宮崎県と宮崎大学は今年12月から、山間部の事故などで負傷者が出た際、県の防災救急ヘリから医師を直接現場に降ろし、治療に当たる取り組みを始める。同県は森林面積が76%に上る「林業県」で作業中のけがも多いが、ドクターヘリの着陸地点がなかったり、救急車両の到着に時間を要したりして治療が遅れるのが課題だった。九州初の活動で、難所での救命率アップを目指す。
県によると、宮崎大医学部付属病院の医師が防災救急ヘリに乗り、県防災救急航空センターの隊員とワイヤで降下する。県のドクターヘリには、上空から地上に人を降ろしたり負傷者をつり上げたりする装置がないため、防災救急ヘリを活用。国内では高知県と和歌山県に次ぐ取り組みという。
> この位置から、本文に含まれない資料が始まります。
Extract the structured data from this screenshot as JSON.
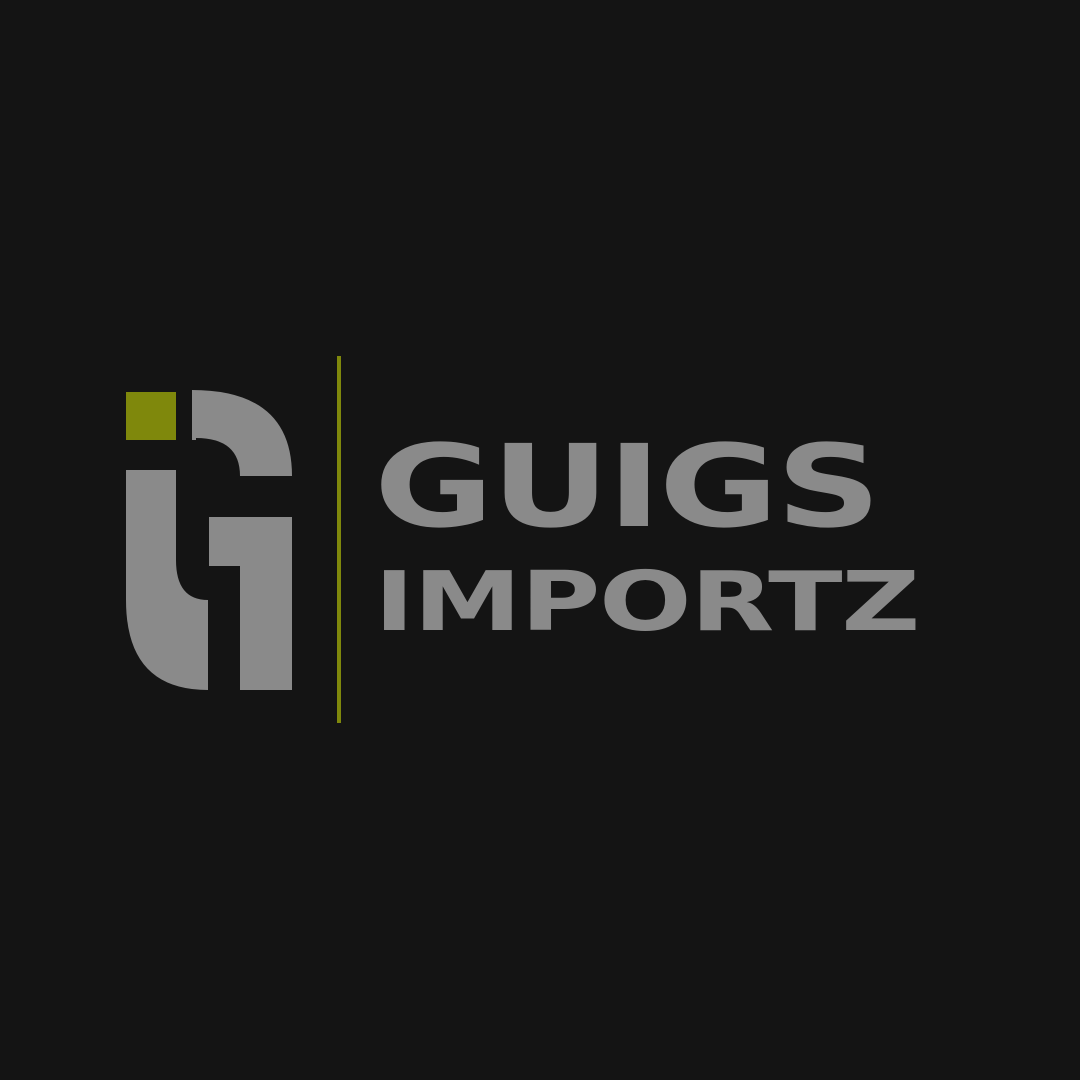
{
  "brand": {
    "line1": "GUIGS",
    "line2": "IMPORTZ"
  },
  "colors": {
    "background": "#141414",
    "text_gray": "#8a8a8a",
    "accent_olive": "#7f880c"
  },
  "logo": {
    "icon": "gi-monogram-icon"
  }
}
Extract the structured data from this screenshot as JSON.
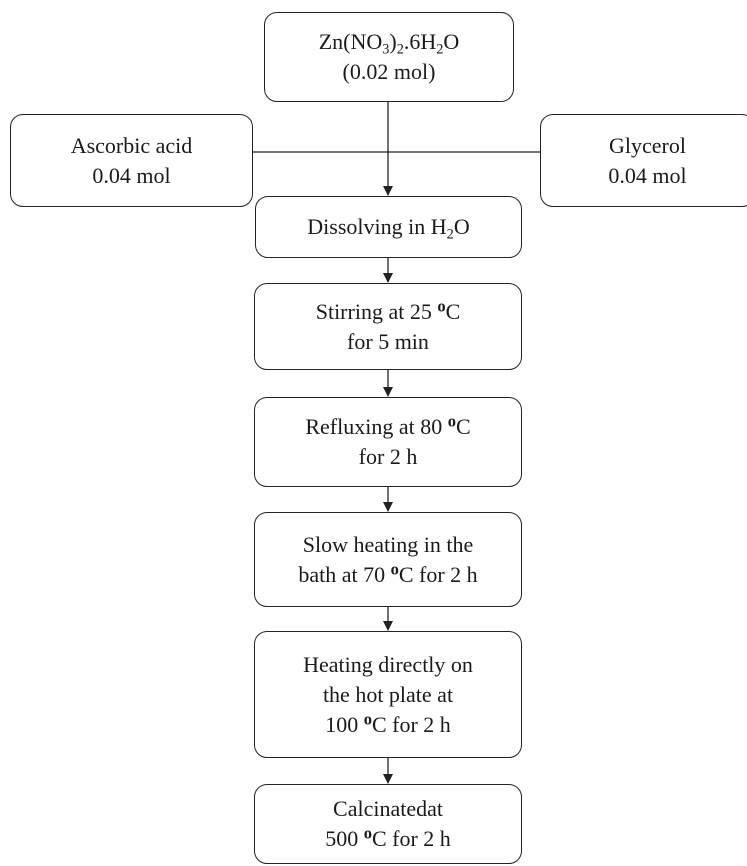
{
  "diagram": {
    "nodes": {
      "reagent_zinc": {
        "formula_prefix": "Zn(NO",
        "formula_sub1": "3",
        "formula_mid": ")",
        "formula_sub2": "2",
        "formula_mid2": ".6H",
        "formula_sub3": "2",
        "formula_suffix": "O",
        "amount": "(0.02 mol)"
      },
      "reagent_ascorbic": {
        "name": "Ascorbic acid",
        "amount": "0.04 mol"
      },
      "reagent_glycerol": {
        "name": "Glycerol",
        "amount": "0.04 mol"
      },
      "step_dissolving": {
        "text_prefix": "Dissolving in H",
        "text_sub": "2",
        "text_suffix": "O"
      },
      "step_stirring": {
        "line1_prefix": "Stirring at 25 ",
        "line1_sup": "o",
        "line1_suffix": "C",
        "line2": "for 5 min"
      },
      "step_refluxing": {
        "line1_prefix": "Refluxing at 80 ",
        "line1_sup": "o",
        "line1_suffix": "C",
        "line2": "for 2 h"
      },
      "step_slow_heating": {
        "line1": "Slow heating in the",
        "line2_prefix": "bath at 70 ",
        "line2_sup": "o",
        "line2_suffix": "C for 2 h"
      },
      "step_direct_heating": {
        "line1": "Heating directly on",
        "line2": "the hot plate at",
        "line3_prefix": "100 ",
        "line3_sup": "o",
        "line3_suffix": "C for 2 h"
      },
      "step_calcination": {
        "line1": "Calcinatedat",
        "line2_prefix": "500 ",
        "line2_sup": "o",
        "line2_suffix": "C for 2 h"
      }
    },
    "colors": {
      "stroke": "#222222",
      "text": "#1a1a1a",
      "background": "#ffffff"
    }
  }
}
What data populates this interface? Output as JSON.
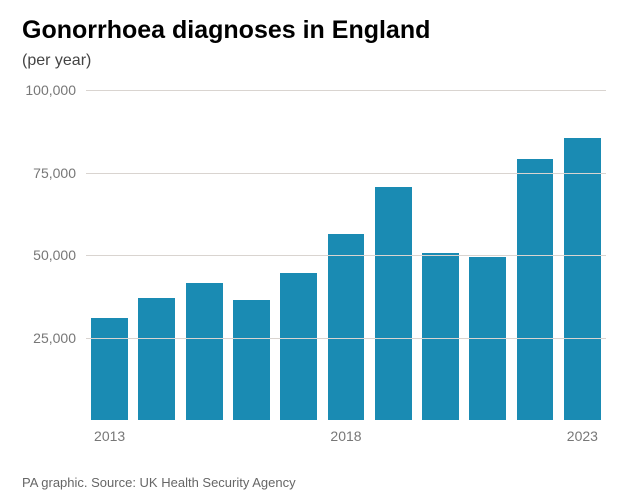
{
  "title": "Gonorrhoea diagnoses in England",
  "subtitle": "(per year)",
  "footer": "PA graphic. Source: UK Health Security Agency",
  "chart": {
    "type": "bar",
    "background_color": "#ffffff",
    "grid_color": "#d9d4d0",
    "bar_color": "#1a8bb3",
    "bar_width_ratio": 0.78,
    "title_fontsize": 25,
    "title_color": "#000000",
    "subtitle_fontsize": 16,
    "subtitle_color": "#444444",
    "tick_fontsize": 14,
    "tick_color": "#777777",
    "footer_fontsize": 13,
    "footer_color": "#666666",
    "ylim": [
      0,
      100000
    ],
    "yticks": [
      25000,
      50000,
      75000,
      100000
    ],
    "ytick_labels": [
      "25,000",
      "50,000",
      "75,000",
      "100,000"
    ],
    "years": [
      2013,
      2014,
      2015,
      2016,
      2017,
      2018,
      2019,
      2020,
      2021,
      2022,
      2023
    ],
    "values": [
      31000,
      37000,
      41500,
      36500,
      44500,
      56500,
      70500,
      50500,
      49500,
      79000,
      85500
    ],
    "xtick_years": [
      2013,
      2018,
      2023
    ],
    "xtick_labels": [
      "2013",
      "2018",
      "2023"
    ]
  }
}
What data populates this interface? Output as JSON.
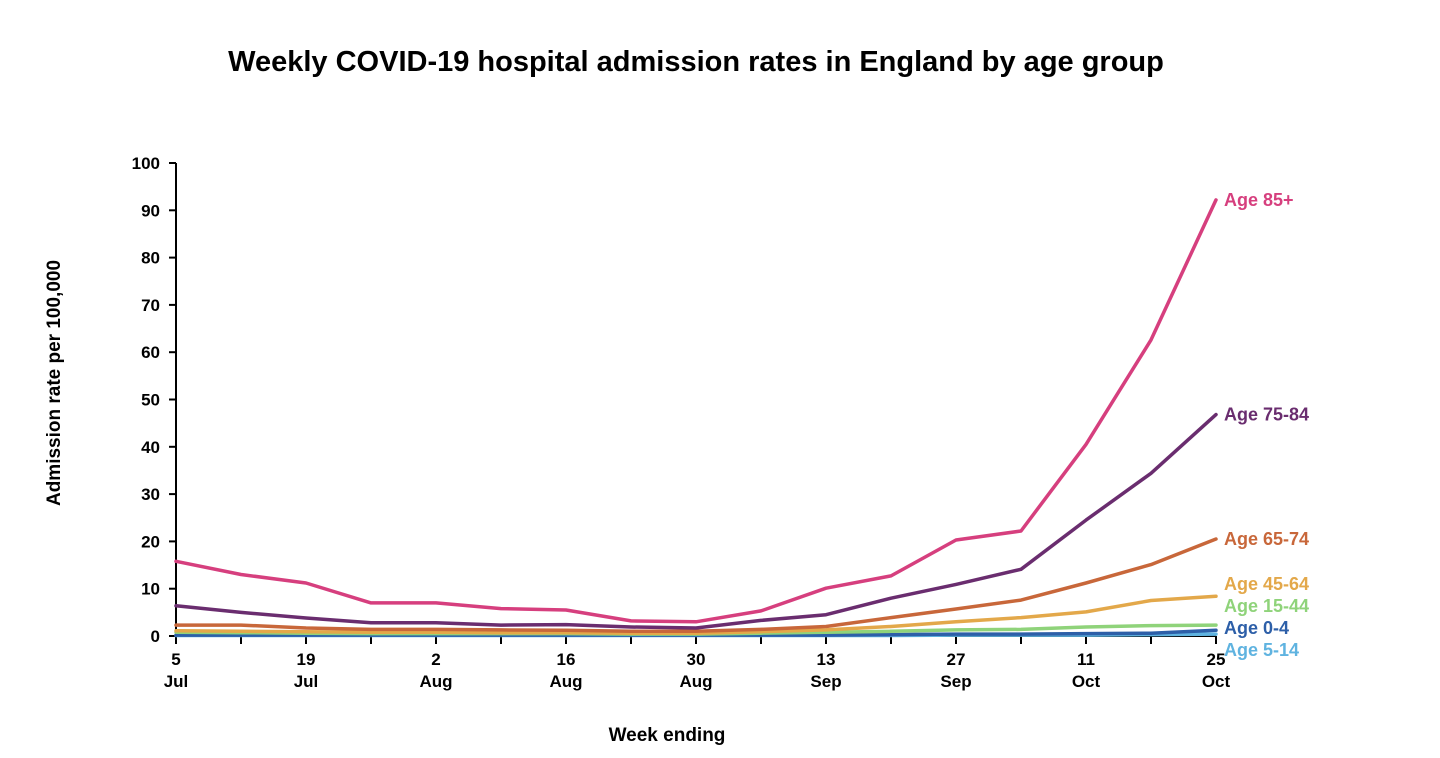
{
  "chart_data": {
    "type": "line",
    "title": "Weekly COVID-19 hospital admission rates in England by age group",
    "xlabel": "Week ending",
    "ylabel": "Admission rate per 100,000",
    "ylim": [
      0,
      100
    ],
    "yticks": [
      0,
      10,
      20,
      30,
      40,
      50,
      60,
      70,
      80,
      90,
      100
    ],
    "x": [
      "5 Jul",
      "12 Jul",
      "19 Jul",
      "26 Jul",
      "2 Aug",
      "9 Aug",
      "16 Aug",
      "23 Aug",
      "30 Aug",
      "6 Sep",
      "13 Sep",
      "20 Sep",
      "27 Sep",
      "4 Oct",
      "11 Oct",
      "18 Oct",
      "25 Oct"
    ],
    "xtick_labels": [
      {
        "day": "5",
        "month": "Jul"
      },
      {
        "day": "19",
        "month": "Jul"
      },
      {
        "day": "2",
        "month": "Aug"
      },
      {
        "day": "16",
        "month": "Aug"
      },
      {
        "day": "30",
        "month": "Aug"
      },
      {
        "day": "13",
        "month": "Sep"
      },
      {
        "day": "27",
        "month": "Sep"
      },
      {
        "day": "11",
        "month": "Oct"
      },
      {
        "day": "25",
        "month": "Oct"
      }
    ],
    "grid": false,
    "legend": "inline-right",
    "series": [
      {
        "name": "Age 85+",
        "color": "#d63f7e",
        "values": [
          15.8,
          13.0,
          11.2,
          7.0,
          7.0,
          5.8,
          5.5,
          3.2,
          3.0,
          5.3,
          10.1,
          12.7,
          20.3,
          22.2,
          40.5,
          62.6,
          92.2
        ]
      },
      {
        "name": "Age 75-84",
        "color": "#6a2d6f",
        "values": [
          6.4,
          5.0,
          3.8,
          2.8,
          2.8,
          2.3,
          2.4,
          1.9,
          1.7,
          3.3,
          4.5,
          8.0,
          10.9,
          14.1,
          24.5,
          34.4,
          46.8
        ]
      },
      {
        "name": "Age 65-74",
        "color": "#c8673a",
        "values": [
          2.3,
          2.3,
          1.7,
          1.4,
          1.4,
          1.3,
          1.2,
          1.0,
          1.0,
          1.4,
          2.0,
          3.9,
          5.7,
          7.6,
          11.2,
          15.1,
          20.5
        ]
      },
      {
        "name": "Age 45-64",
        "color": "#e3a84a",
        "values": [
          1.1,
          1.0,
          0.9,
          0.8,
          0.8,
          0.7,
          0.7,
          0.6,
          0.6,
          0.9,
          1.3,
          2.0,
          3.0,
          3.9,
          5.1,
          7.5,
          8.4
        ]
      },
      {
        "name": "Age 15-44",
        "color": "#8fd37a",
        "values": [
          0.8,
          0.7,
          0.6,
          0.5,
          0.5,
          0.5,
          0.5,
          0.4,
          0.4,
          0.6,
          0.8,
          1.0,
          1.3,
          1.4,
          1.9,
          2.2,
          2.3
        ]
      },
      {
        "name": "Age 0-4",
        "color": "#2d5fa8",
        "values": [
          0.2,
          0.2,
          0.2,
          0.2,
          0.2,
          0.2,
          0.2,
          0.2,
          0.2,
          0.2,
          0.2,
          0.3,
          0.4,
          0.4,
          0.5,
          0.6,
          1.2
        ]
      },
      {
        "name": "Age 5-14",
        "color": "#5fb3e0",
        "values": [
          0.1,
          0.1,
          0.1,
          0.1,
          0.1,
          0.1,
          0.1,
          0.1,
          0.1,
          0.1,
          0.1,
          0.1,
          0.2,
          0.2,
          0.2,
          0.3,
          0.4
        ]
      }
    ]
  }
}
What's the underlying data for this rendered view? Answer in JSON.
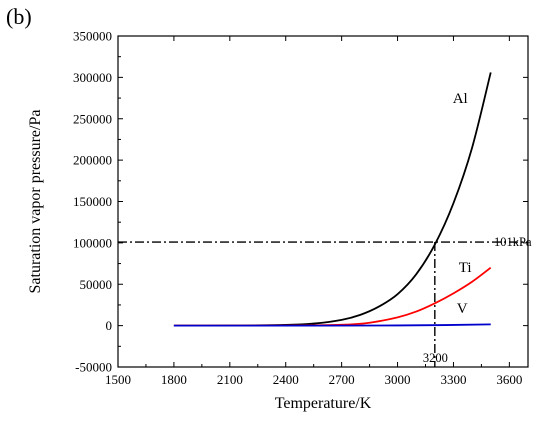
{
  "chart_data": {
    "type": "line",
    "panel_label": "(b)",
    "xlabel": "Temperature/K",
    "ylabel": "Saturation vapor pressure/Pa",
    "xlim": [
      1500,
      3700
    ],
    "ylim": [
      -50000,
      350000
    ],
    "x_ticks": [
      1500,
      1800,
      2100,
      2400,
      2700,
      3000,
      3300,
      3600
    ],
    "y_ticks": [
      -50000,
      0,
      50000,
      100000,
      150000,
      200000,
      250000,
      300000,
      350000
    ],
    "series": [
      {
        "name": "Al",
        "color": "#000000",
        "x": [
          1800,
          2100,
          2400,
          2550,
          2700,
          2800,
          2900,
          3000,
          3100,
          3200,
          3300,
          3400,
          3500
        ],
        "y": [
          0,
          100,
          800,
          2500,
          7000,
          13000,
          23000,
          38000,
          62000,
          98000,
          148000,
          215000,
          306000
        ]
      },
      {
        "name": "Ti",
        "color": "#ff0000",
        "x": [
          1800,
          2400,
          2700,
          2850,
          3000,
          3100,
          3200,
          3300,
          3400,
          3500
        ],
        "y": [
          0,
          100,
          1000,
          3500,
          10000,
          17000,
          27000,
          39000,
          53000,
          70000
        ]
      },
      {
        "name": "V",
        "color": "#0000cc",
        "x": [
          1800,
          2400,
          3000,
          3300,
          3500
        ],
        "y": [
          0,
          0,
          200,
          800,
          1500
        ]
      }
    ],
    "annotations": {
      "hline": {
        "y": 101000,
        "label": "101kPa",
        "style": "dash-dot"
      },
      "vline": {
        "x": 3200,
        "label": "3200",
        "style": "dash-dot"
      }
    },
    "grid": false,
    "legend": "inline labels near curve ends"
  }
}
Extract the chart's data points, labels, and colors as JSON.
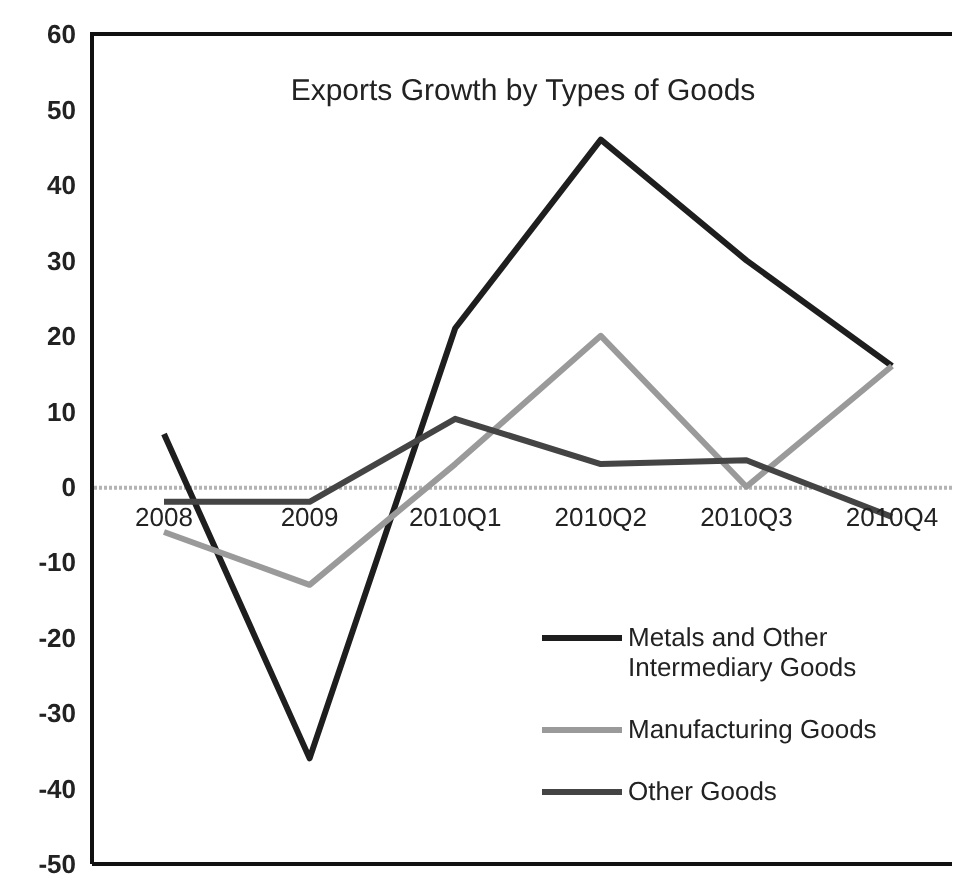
{
  "chart_data": {
    "type": "line",
    "title": "Exports Growth by Types of Goods",
    "categories": [
      "2008",
      "2009",
      "2010Q1",
      "2010Q2",
      "2010Q3",
      "2010Q4"
    ],
    "series": [
      {
        "name": "Metals and Other Intermediary Goods",
        "color": "#1e1e1e",
        "values": [
          7,
          -36,
          21,
          46,
          30,
          16
        ]
      },
      {
        "name": "Manufacturing Goods",
        "color": "#9a9a9a",
        "values": [
          -6,
          -13,
          3,
          20,
          0,
          16
        ]
      },
      {
        "name": "Other Goods",
        "color": "#444444",
        "values": [
          -2,
          -2,
          9,
          3,
          3.5,
          -4
        ]
      }
    ],
    "ylim": [
      -50,
      60
    ],
    "yticks": [
      -50,
      -40,
      -30,
      -20,
      -10,
      0,
      10,
      20,
      30,
      40,
      50,
      60
    ],
    "ref_lines": [
      {
        "axis": "y",
        "value": 0,
        "color": "#b4b4b4",
        "line_style": "dotted"
      }
    ],
    "grid": false,
    "legend": "bottom right",
    "marker": "none",
    "line_style": "solid"
  }
}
宮崎県内の林業就業者は2690人(2010年)、林業産出額は全国5位の約209億円(13年)で、林業作業員が伐採した木の下敷きになるなどの事例が相次いでいた。山間部では救急隊員が負傷者を抱えて救急車両に乗せ、ドクターヘリまで運ぶ必要があり、治療開始まで約1時間を要することもあるという。
通報を受けた各地の消防本部と県、宮崎大が情報をやりとりし、現地への到達が難しいと判断すれば防災救急ヘリを出動させる。医師の降下訓練も始めており、県消防保安課は「いち早く医療行為を行えるので救命率向上につながる。登山者の滑落や、東九州自動車道での多重衝突事故などにも役立てたい」と話している。